5. 大腸菌感染症の危険性がある対象、または、大腸菌感染症に罹患している対象を処置することにおける使用で、前記対象における前記感染症を制限するために、前記感染症から生じる疾患状態を改善するために、または、腎盂腎炎、二次的菌血症、敗血症、腹膜炎、髄膜炎および人工呼吸器関連肺炎の処置または予防のために、効果的な量の前記抗体を前記対象に投与することを含む使用のための、請求項１〜４のいずれかに記載の抗体。
6. 請求項１〜４のいずれかに記載の抗体を含み、非経口用配合物または粘膜用配合物を含み、場合により医薬的に許容されるキャリアまたは賦形剤を含有する医薬調製物。

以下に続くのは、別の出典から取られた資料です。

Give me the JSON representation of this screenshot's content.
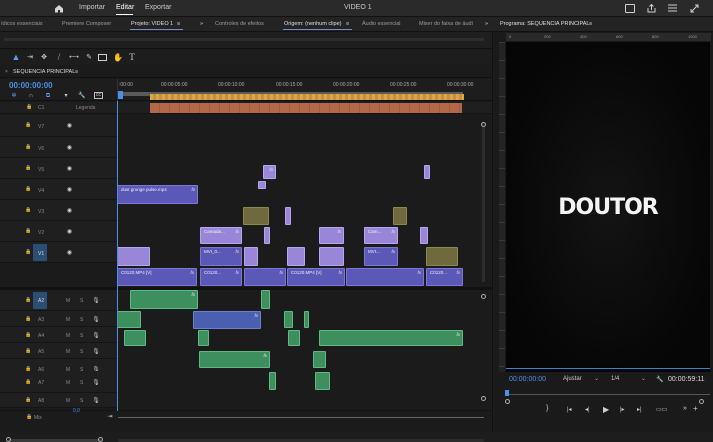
{
  "topbar": {
    "home_icon": "home-icon",
    "import_label": "Importar",
    "edit_label": "Editar",
    "export_label": "Exportar",
    "window_title": "VIDEO 1"
  },
  "tabs": {
    "items": [
      "ídicos essenciais",
      "Premiere Composer",
      "Projeto: VIDEO 1",
      "Controles de efeitos",
      "Origem: (nenhum clipe)",
      "Áudio essencial",
      "Mixer do faixa de áudi"
    ],
    "project_menu": "≡",
    "source_menu": "≡",
    "program_label": "Programa: SEQUENCIA PRINCIPAL",
    "program_menu": "≡",
    "more": "»"
  },
  "timeline": {
    "sequence_name": "SEQUENCIA PRINCIPAL",
    "menu": "≡",
    "timecode": "00:00:00:00",
    "ruler": [
      ":00:00",
      "00:00:05:00",
      "00:00:10:00",
      "00:00:15:00",
      "00:00:20:00",
      "00:00:25:00",
      "00:00:30:00"
    ],
    "legend_label": "Legenda",
    "c1_label": "C1",
    "video_tracks": [
      "V7",
      "V6",
      "V5",
      "V4",
      "V3",
      "V2",
      "V1"
    ],
    "audio_tracks": [
      "A2",
      "A3",
      "A4",
      "A5",
      "A6",
      "A7",
      "A8"
    ],
    "mix_label": "Mix",
    "mix_value": "0,0",
    "track_btn_m": "M",
    "track_btn_s": "S",
    "clips": {
      "v5_clip": "dust grunge pulse.mp4",
      "v3_clip1": "Camada...",
      "v3_clip2": "Cam...",
      "v2_clip1": "MVI_0...",
      "v2_clip2": "MVI...",
      "v1_clip1": "C0120.MP4 [V]",
      "v1_clip2": "C0120.MP4 [V]",
      "v1_clip3": "C0120...",
      "v1_clip4": "C0120...",
      "fx": "fx"
    }
  },
  "program": {
    "overlay_text": "DOUTOR",
    "timecode_in": "00:00:00:00",
    "fit_label": "Ajustar",
    "quality_label": "1/4",
    "timecode_out": "00:00:59:11",
    "ruler_marks": [
      "0",
      "200",
      "400",
      "600",
      "800",
      "1000"
    ]
  },
  "colors": {
    "accent": "#4a90e6",
    "video_clip": "#5b58b8",
    "video_clip_light": "#9a86d8",
    "audio_clip": "#3d8f5e"
  }
}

7. 請求項１〜４のいずれかに記載の抗体の診断用調製物であって、前記抗体およびさらなる診断試薬を組成物または部分品のキットにおいて含み、下記の成分：
   ａ）前記抗体；および
   ｂ）前記さらなる診断試薬；
   ｃ）ならびに、必要な場合には、前記抗体および前記診断試薬の少なくとも１つを固定化するための固相
   を含む、診断用調製物。
8. 大腸菌菌株によって引き起こされる対象における大腸菌感染症または大腸菌菌血症の診断用の情報を得る方法であって、
   ａ）請求項１〜４のいずれかに記載の抗体を提供すること、および
   ｂ）前記抗体が、試験される前記対象の生物学的サンプルにおけるＯ２５ｂ抗原と特異的に免疫反応するかを、凝集試験によって検出し、それにより、ＭＤＲ大腸菌の感染症または菌血症を診断用の情報を得ること
   を含む方法。
9. 請求項１〜４のいずれかに記載の抗体をコードする単離された核酸。
10. ａ）請求項１〜４のいずれかに記載の抗体のＶＨおよびＶＬ；あるいは
    ｂ）請求項１〜４のいずれかに記載の抗体の重鎖および軽鎖
    を発現させるためのコード配列を含む発現カセットまたはプラスミド。
11. 請求項１０に記載の発現カセットまたはプラスミドを含む宿主細胞。
12. 請求項１〜４のいずれかに記載の抗体を製造する方法であって、請求項１１に記載の宿主細胞が、前記抗体を産生させるための条件のもとで培養または維持される、方法。